Die Abgeordneten sind verärgert

Die Parlamentarier waren verärgert über das in ihren Augen selbstherrliche Vorgehen der Kommission. Viele der Abgeordneten machten danach ihre eigene Position deutlich und es zeigte sich, dass sich die Grenzen bei diesem Thema quer durch alle Fraktions- und Ländergruppen ziehen. Selbst viele der als sehr wirtschaftsfreundlich eingestuften konservativen Abgeordneten lehnen den Leitfaden ab. „Am Markt gibt es schlichtweg keinen Appetit für eine Taxonomie mit Kernenergie und Gas“, erklärte Markus Ferber nach der Abstimmung im Wirtschaftsausschuss. Der CSU-Europaabgeordnete ist wirtschaftspolitischer Sprecher der EVP-Fraktion. „Eine Taxonomie, die vom Markt nicht akzeptiert wird, ist das Papier nicht wert, auf dem sie geschrieben ist“, lautet sein vernichtendes Fazit.

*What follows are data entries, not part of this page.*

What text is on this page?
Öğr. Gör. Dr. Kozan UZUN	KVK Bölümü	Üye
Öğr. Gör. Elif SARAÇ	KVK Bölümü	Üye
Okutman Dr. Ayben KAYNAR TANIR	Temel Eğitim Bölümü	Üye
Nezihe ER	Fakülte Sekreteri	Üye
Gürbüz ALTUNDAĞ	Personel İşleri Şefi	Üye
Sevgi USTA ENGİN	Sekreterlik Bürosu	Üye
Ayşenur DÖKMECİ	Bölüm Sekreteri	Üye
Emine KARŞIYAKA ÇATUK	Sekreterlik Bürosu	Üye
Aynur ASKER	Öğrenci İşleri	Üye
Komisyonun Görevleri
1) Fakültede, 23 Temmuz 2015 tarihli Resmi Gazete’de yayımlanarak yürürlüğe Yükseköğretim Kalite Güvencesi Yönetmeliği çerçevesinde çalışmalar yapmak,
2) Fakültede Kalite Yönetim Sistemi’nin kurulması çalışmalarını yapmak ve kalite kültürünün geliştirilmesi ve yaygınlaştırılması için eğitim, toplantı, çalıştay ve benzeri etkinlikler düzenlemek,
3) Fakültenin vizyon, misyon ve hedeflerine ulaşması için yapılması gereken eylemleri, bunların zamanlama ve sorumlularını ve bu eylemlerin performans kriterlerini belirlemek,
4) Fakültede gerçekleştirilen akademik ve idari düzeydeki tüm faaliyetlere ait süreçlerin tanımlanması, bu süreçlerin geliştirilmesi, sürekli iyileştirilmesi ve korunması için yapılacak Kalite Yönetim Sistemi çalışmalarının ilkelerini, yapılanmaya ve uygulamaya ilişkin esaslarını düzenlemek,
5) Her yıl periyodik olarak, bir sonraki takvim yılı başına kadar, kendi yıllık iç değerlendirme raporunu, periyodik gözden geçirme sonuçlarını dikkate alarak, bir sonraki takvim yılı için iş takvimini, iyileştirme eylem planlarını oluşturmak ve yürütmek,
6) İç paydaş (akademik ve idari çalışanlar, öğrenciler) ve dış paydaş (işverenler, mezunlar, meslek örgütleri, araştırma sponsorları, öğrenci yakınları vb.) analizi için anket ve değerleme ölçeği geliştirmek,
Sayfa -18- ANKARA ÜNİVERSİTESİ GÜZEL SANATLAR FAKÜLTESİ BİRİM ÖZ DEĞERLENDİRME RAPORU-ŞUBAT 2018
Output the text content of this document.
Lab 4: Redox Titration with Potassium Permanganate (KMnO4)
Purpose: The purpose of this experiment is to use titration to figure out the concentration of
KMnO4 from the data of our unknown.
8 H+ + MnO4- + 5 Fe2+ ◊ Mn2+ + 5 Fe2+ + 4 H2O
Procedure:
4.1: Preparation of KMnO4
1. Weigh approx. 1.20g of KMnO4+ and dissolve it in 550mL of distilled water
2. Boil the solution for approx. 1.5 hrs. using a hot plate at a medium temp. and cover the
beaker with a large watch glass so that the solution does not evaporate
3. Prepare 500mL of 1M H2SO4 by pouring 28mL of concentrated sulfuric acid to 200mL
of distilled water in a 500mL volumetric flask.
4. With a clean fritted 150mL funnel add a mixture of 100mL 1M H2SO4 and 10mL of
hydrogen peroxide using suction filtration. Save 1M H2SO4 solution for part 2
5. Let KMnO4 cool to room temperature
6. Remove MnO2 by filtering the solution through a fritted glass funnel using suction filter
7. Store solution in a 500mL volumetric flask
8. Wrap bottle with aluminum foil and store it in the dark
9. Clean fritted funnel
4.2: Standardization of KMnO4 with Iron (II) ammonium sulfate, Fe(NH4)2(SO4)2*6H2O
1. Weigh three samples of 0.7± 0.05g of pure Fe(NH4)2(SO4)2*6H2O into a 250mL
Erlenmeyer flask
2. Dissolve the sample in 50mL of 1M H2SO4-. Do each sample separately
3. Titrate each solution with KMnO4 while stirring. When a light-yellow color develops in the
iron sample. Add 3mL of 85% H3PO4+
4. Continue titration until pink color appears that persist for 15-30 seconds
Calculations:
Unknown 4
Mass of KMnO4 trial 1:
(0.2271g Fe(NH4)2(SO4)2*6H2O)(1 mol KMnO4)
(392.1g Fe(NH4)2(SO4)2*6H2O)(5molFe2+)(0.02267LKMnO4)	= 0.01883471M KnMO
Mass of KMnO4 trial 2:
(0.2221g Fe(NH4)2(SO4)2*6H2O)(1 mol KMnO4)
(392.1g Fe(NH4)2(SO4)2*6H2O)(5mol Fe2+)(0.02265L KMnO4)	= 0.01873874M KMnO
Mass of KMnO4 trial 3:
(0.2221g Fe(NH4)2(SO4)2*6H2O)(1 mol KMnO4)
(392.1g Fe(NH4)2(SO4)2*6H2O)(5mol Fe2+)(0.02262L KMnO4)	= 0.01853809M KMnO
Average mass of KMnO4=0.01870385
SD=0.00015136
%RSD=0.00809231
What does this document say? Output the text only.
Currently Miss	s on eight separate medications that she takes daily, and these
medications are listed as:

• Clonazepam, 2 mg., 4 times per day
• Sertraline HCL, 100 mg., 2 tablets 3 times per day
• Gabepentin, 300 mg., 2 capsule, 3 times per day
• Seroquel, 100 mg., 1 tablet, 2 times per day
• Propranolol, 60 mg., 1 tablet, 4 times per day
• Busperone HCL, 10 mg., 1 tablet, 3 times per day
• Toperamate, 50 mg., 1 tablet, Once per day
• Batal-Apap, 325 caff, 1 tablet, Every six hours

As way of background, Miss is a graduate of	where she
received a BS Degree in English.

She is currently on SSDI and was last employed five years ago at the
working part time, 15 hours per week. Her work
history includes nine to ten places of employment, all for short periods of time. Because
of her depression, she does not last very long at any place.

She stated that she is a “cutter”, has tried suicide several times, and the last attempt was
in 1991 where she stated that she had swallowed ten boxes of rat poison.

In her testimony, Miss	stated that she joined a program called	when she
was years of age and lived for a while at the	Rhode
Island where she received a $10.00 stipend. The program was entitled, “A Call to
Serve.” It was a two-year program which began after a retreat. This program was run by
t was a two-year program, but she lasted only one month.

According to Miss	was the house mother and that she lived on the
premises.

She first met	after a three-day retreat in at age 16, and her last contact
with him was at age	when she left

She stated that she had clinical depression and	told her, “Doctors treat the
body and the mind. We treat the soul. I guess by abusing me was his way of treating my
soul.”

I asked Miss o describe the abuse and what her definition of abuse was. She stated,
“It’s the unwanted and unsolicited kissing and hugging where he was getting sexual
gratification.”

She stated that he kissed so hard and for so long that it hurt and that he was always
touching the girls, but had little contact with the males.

Grüne lehnen die Taxonomie an

Die Grünen, die als einzige Fraktion im Parlament den Vorschlag geschlossen ablehnen, haben nach dem Überfall Russlands auf die Ukraine ein neues, sicherheitspolitisches Argument an die Hand bekommen. Der schnelle Abschied Europas vom Gas sei nicht nur besser für das Klima, sondern beende auch die Abhängigkeit von russischen Energieimporten, erklärt Michael Bloss, stellvertretendes Mitglied im Umweltausschuss. Die EU habe die Chance, eine globale Vorreiterrolle im Kampf gegen den Klimawandel zu übernehmen und mit der Taxonomie „den Goldstandard für Investitionen in die klimaneutrale Wirtschaft“ zu setzen, sagt er.

Eine Klage gegen die Taxonomie ist möglich

Die EU-Kommission hat den Aufstand der Abgeordneten allerdings nicht nur durch das provozierende Timing der Veröffentlichung befeuert. Die Taxonomie wurde als sogenannter Delegierter Rechtsakt angelegt. Das heißt, dass das Parlament und auch die Mitgliedstaaten dem Rechtsakt nicht zustimmen müssen. Sie können ihn lediglich durch ihren Einspruch blockieren. Das aber hat viele der Abgeordneten zusätzlich empört, weil sie sich schlicht übergangen fühlten. Auch wenn die Blockade im Europaparlament am Mittwoch scheitern sollte, wollen die Gegner der Taxonomie weiterkämpfen. Sie haben bereits eine Klage vor dem Europäischen Gerichtshof angekündigt.